Multiple-Instance Learning: Radon-Nikodym Approach to Distribution Regression Problem
This provides a theoretical and practical solution for distribution regression in fields like multiple-instance learning, though it appears incremental as it builds on existing mathematical frameworks.
The paper tackles the distribution regression problem, where a bag of observations maps to a single value, by transforming it into a random vector problem using distribution moments and applying Radon-Nikodym or least squares theory to estimate the regression function and obtain the probability distribution of outcomes.

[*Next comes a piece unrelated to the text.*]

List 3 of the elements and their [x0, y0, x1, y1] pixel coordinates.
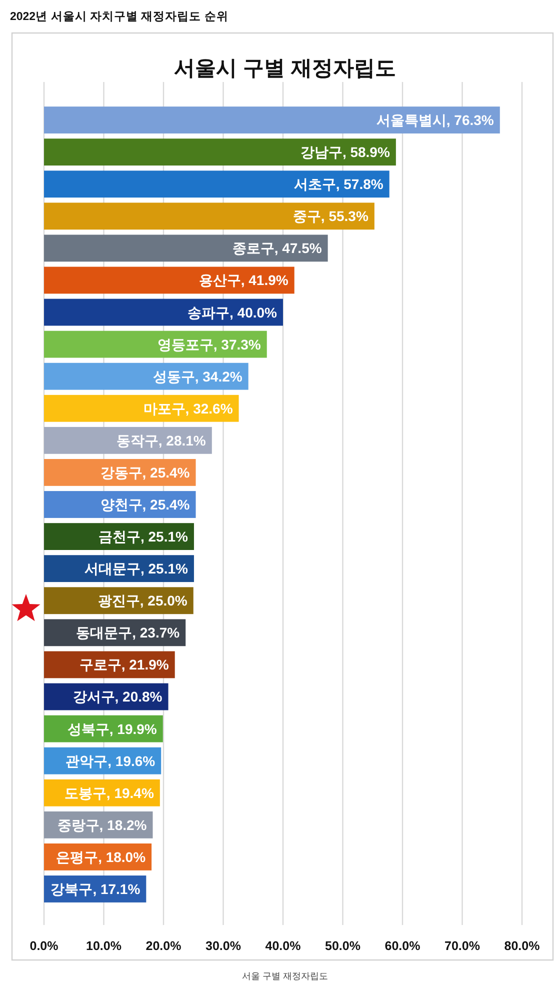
heading: 2022년 서울시 자치구별 재정자립도 순위: [10, 11, 228, 23]
chart-title: 서울시 구별 재정자립도: [174, 57, 396, 80]
caption: 서울 구별 재정자립도: [242, 971, 328, 981]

For distribution regression problem, where a bag of $x$--observations is mapped to a single $y$ value, a one--step solution is proposed. The problem of random distribution to random value is transformed to random vector to random value by taking distribution moments of $x$ observations in a bag as random vector. Then Radon--Nikodym or least squares theory can be applied, what give $y(x)$ estimator. The probability distribution of $y$ is also obtained, what requires solving generalized eigenvalues problem, matrix spectrum (not depending on $x$) give possible $y$ outcomes and depending on $x$ probabilities of outcomes can be obtained by projecting the distribution with fixed $x$ value (delta--function) to corresponding eigenvector. A library providing numerically stable polynomial basis for these calculations is available, what make the proposed approach practical.